Editor's Choice ArticleA survey of approaches and trends in person re-identification☆
Graphical abstract
Figure illustrates the role of person re-identification in a typical surveillance scenario. An area monitored by multiple cameras is depicted by top view of a building floor plan and the relative placement of the cameras' with respect to the building. Colored dots depict different people and numbers besides the dots are the IDs assigned to the people. As a person moves from one camera's FOV into another camera's FOV, re-identification is required to establish correspondence between disconnected tracks to accomplish multiple camera tracking. This paper explores the problem of person re-identification and discusses the current solutions. Open issues and challenges of the problem are highlighted with a discussion on potential directions for further research.
Introduction
Large networks of cameras are increasingly deployed in public places like airports, railway stations, college campuses and office buildings. These cameras typically span large geospatial areas and have non-overlapping fields-of-views (FOVs) to provide enhanced coverage. Such networks provide huge amounts of video data, which is either manually monitored by law enforcement officers or utilized after the fact for forensic purposes. Human monitoring of these videos is erroneous, time consuming and expensive, thereby severely reducing the effectiveness of surveillance. Automated analysis of large amounts of video data can not only process the data faster but significantly improve the quality of surveillance [1]. Video analysis can enable long term activity and behavior characterization of people in a scene. Such analysis is required for high-level surveillance tasks like suspicious activity detection or undesirable event prediction for timely alerts to security personnel making surveillance more pro-active [2].
Understanding of a surveillance scene through computer vision requires the ability to track people across multiple cameras, perform crowd movement analysis and activity detection. Tracking people across multiple cameras is essential for wide area scene analytics and person re-identification is a fundamental aspect of multi-camera tracking. Re-identification (Re-ID) is defined as a process of establishing correspondence between images of a person taken from different cameras. It is used to determine whether instances captured by different cameras belong to the same person, in other words, assign a stable ID to different instances of the person. Fig. 1 shows an example of a surveillance area monitored by multiple cameras with non-overlapping FOVs. The figure shows the top view of a building floor plan and the relative placement of the cameras with respect to the building. Colored dots depict different people and numbers besides the dots are the IDs assigned to the people. The dotted lines with arrows represent the directions in which certain people move through the camera network.
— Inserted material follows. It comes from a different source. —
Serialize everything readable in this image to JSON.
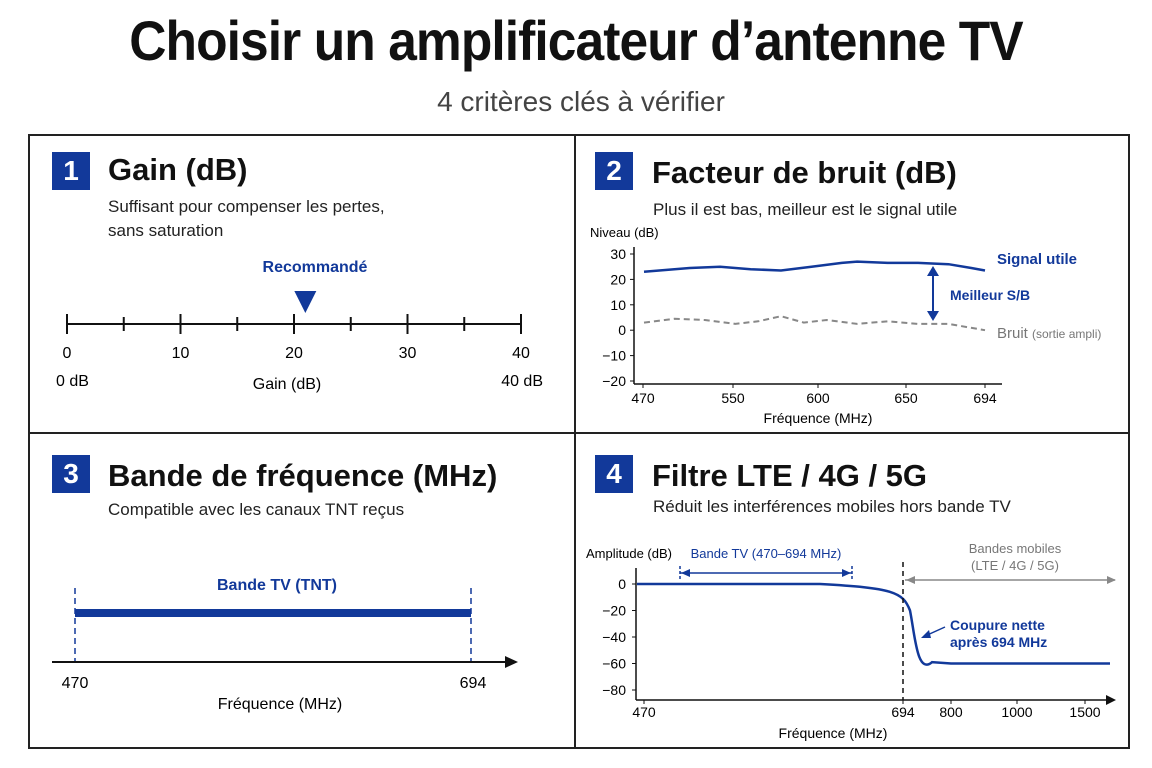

As a person moves from one camera's FOV into another camera's FOV, Re-ID is used to establish correspondence between disconnected tracks to accomplish tracking across the multiple cameras. Thus, single camera tracking along with Re-ID across cameras allows for the reconstruction of the trajectory of a person across the larger scene. Person Re-ID is a non-trivial task, but is critical in improving the semantic coherence of analysis. Re-ID is relevant for surveillance applications with a single camera as well. For example, to determine if a person visits a particular location multiple times or if the same or different person picks up an unattended package/bag. Beyond surveillance it has applications in robotics, multimedia, and more popular utilities like automated photo tagging or photo browsing [3].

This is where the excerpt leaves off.